In Johnson's allegory in the third number of The Rambler Criticism is the eldest daughter of Labour and Truth, committed at birth to the care of justice and brought up in the palace of Wisdom. She was 'appointed the governess of Fancy, and impowered to beat time to the chorus of the Muses, when they sung before the throne of Jupiter'. When the Muses descended to the lower world she accompanied them. Justice bestowed a sceptre upon her, to be held in her right hand. With this she could confer immortality or oblivion. 'In her left hand, she bore an unextinguishable torch, manufactured by Labour and lighted by Truth, of which it was the particular quality immediately to show everything in its true form, however it might be disguised to common eyes.' But she found herself confronted with so many works in which beauties and faults were equally mingled that, 'for fear of using improperly the sceptre of Justice', she 'referred the cause to be considered by Time', whose proceedings, 'though very dilatory, were, some few caprices excepted, conformable to justice'. Before returning to heaven she broke her sceptre, one end of which was seized by Flattery, and the other by Malevolence.
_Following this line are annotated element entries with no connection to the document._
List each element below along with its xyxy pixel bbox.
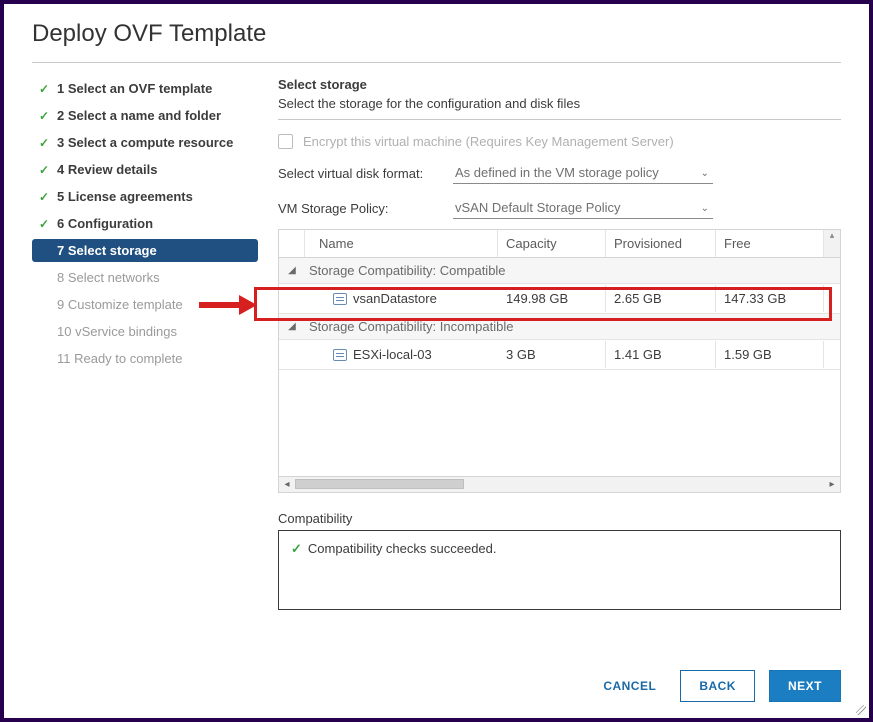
step-6[interactable]: ✓6 Configuration: [32, 212, 258, 235]
check-icon: ✓: [38, 136, 50, 150]
divider: [32, 62, 841, 63]
back-button[interactable]: BACK: [680, 670, 755, 702]
check-icon: ✓: [38, 82, 50, 96]
dialog-title: Deploy OVF Template: [32, 14, 841, 62]
compatibility-box: ✓ Compatibility checks succeeded.: [278, 530, 841, 610]
disk-format-value: As defined in the VM storage policy: [455, 165, 659, 180]
encrypt-checkbox: [278, 134, 293, 149]
step-11: 11 Ready to complete: [32, 347, 258, 370]
storage-policy-value: vSAN Default Storage Policy: [455, 200, 620, 215]
step-2[interactable]: ✓2 Select a name and folder: [32, 104, 258, 127]
chevron-down-icon: ⌄: [701, 168, 709, 179]
scroll-thumb[interactable]: [295, 479, 464, 489]
dialog-footer: CANCEL BACK NEXT: [593, 670, 841, 702]
check-icon: ✓: [38, 190, 50, 204]
group-incompatible[interactable]: ◢ Storage Compatibility: Incompatible: [279, 314, 840, 340]
datastore-name: ESXi-local-03: [353, 347, 432, 362]
cell-free: 147.33 GB: [716, 285, 824, 312]
step-7[interactable]: 7 Select storage: [32, 239, 258, 262]
step-9: 9 Customize template: [32, 293, 258, 316]
step-10: 10 vService bindings: [32, 320, 258, 343]
group-compatible[interactable]: ◢ Storage Compatibility: Compatible: [279, 258, 840, 284]
datastore-row-vsan[interactable]: vsanDatastore 149.98 GB 2.65 GB 147.33 G…: [279, 284, 840, 314]
scroll-right-icon[interactable]: ▸: [824, 479, 840, 490]
step-4[interactable]: ✓4 Review details: [32, 158, 258, 181]
group-label: Storage Compatibility: Incompatible: [305, 314, 518, 339]
disk-format-label: Select virtual disk format:: [278, 166, 443, 181]
header-capacity[interactable]: Capacity: [498, 230, 606, 257]
cancel-button[interactable]: CANCEL: [593, 671, 666, 701]
grid-header: Name Capacity Provisioned Free ▴: [279, 230, 840, 258]
disk-format-dropdown[interactable]: As defined in the VM storage policy ⌄: [453, 163, 713, 184]
check-icon: ✓: [38, 109, 50, 123]
datastore-grid: Name Capacity Provisioned Free ▴ ◢ Stora…: [278, 229, 841, 493]
section-title: Select storage: [278, 77, 841, 92]
step-5[interactable]: ✓5 License agreements: [32, 185, 258, 208]
storage-policy-dropdown[interactable]: vSAN Default Storage Policy ⌄: [453, 198, 713, 219]
check-icon: ✓: [291, 541, 302, 556]
storage-policy-label: VM Storage Policy:: [278, 201, 443, 216]
wizard-body: ✓1 Select an OVF template ✓2 Select a na…: [32, 77, 841, 610]
storage-policy-row: VM Storage Policy: vSAN Default Storage …: [278, 198, 841, 219]
step-3[interactable]: ✓3 Select a compute resource: [32, 131, 258, 154]
step-1[interactable]: ✓1 Select an OVF template: [32, 77, 258, 100]
horizontal-scrollbar[interactable]: ◂ ▸: [279, 476, 840, 492]
compatibility-label: Compatibility: [278, 511, 841, 526]
group-label: Storage Compatibility: Compatible: [305, 258, 510, 283]
next-button[interactable]: NEXT: [769, 670, 841, 702]
cell-provisioned: 1.41 GB: [606, 341, 716, 368]
divider: [278, 119, 841, 120]
cell-capacity: 149.98 GB: [498, 285, 606, 312]
datastore-name: vsanDatastore: [353, 291, 437, 306]
cell-provisioned: 2.65 GB: [606, 285, 716, 312]
datastore-row-esxi[interactable]: ESXi-local-03 3 GB 1.41 GB 1.59 GB: [279, 340, 840, 370]
wizard-steps: ✓1 Select an OVF template ✓2 Select a na…: [32, 77, 258, 610]
encrypt-label: Encrypt this virtual machine (Requires K…: [303, 134, 674, 149]
cell-capacity: 3 GB: [498, 341, 606, 368]
compatibility-message: Compatibility checks succeeded.: [308, 541, 497, 556]
header-name[interactable]: Name: [305, 230, 498, 257]
datastore-icon: [333, 293, 347, 305]
expand-column: [279, 230, 305, 257]
chevron-down-icon: ⌄: [701, 203, 709, 214]
collapse-icon[interactable]: ◢: [279, 314, 305, 339]
resize-grip[interactable]: [856, 705, 866, 715]
wizard-dialog: Deploy OVF Template ✓1 Select an OVF tem…: [0, 0, 873, 722]
check-icon: ✓: [38, 163, 50, 177]
step-8: 8 Select networks: [32, 266, 258, 289]
section-subtitle: Select the storage for the configuration…: [278, 96, 841, 111]
encrypt-row: Encrypt this virtual machine (Requires K…: [278, 134, 841, 149]
disk-format-row: Select virtual disk format: As defined i…: [278, 163, 841, 184]
check-icon: ✓: [38, 217, 50, 231]
scroll-left-icon[interactable]: ◂: [279, 479, 295, 490]
vertical-scrollbar[interactable]: ▴: [824, 230, 840, 257]
header-free[interactable]: Free: [716, 230, 824, 257]
wizard-content: Select storage Select the storage for th…: [258, 77, 841, 610]
header-provisioned[interactable]: Provisioned: [606, 230, 716, 257]
cell-free: 1.59 GB: [716, 341, 824, 368]
collapse-icon[interactable]: ◢: [279, 258, 305, 283]
datastore-icon: [333, 349, 347, 361]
Johnson's onslaught on the critics of his own day provides me with a convenient metaphor. I do not feel any call to wield the sceptre. The torch rather than the sceptre would be my symbol for the critic. Elucidation, or illumination, is the critic's primary task as I conceive it. Having made the initial act of choice, or judgement of value, I want to remove any obstacles which prevent the work having its fullest possible effect. Because a poem already speaks to me, I want to find ways to ensure that, as far as possible, it says to me what it has to say and not what I want it to say, and that it says it in its own way and not in mine.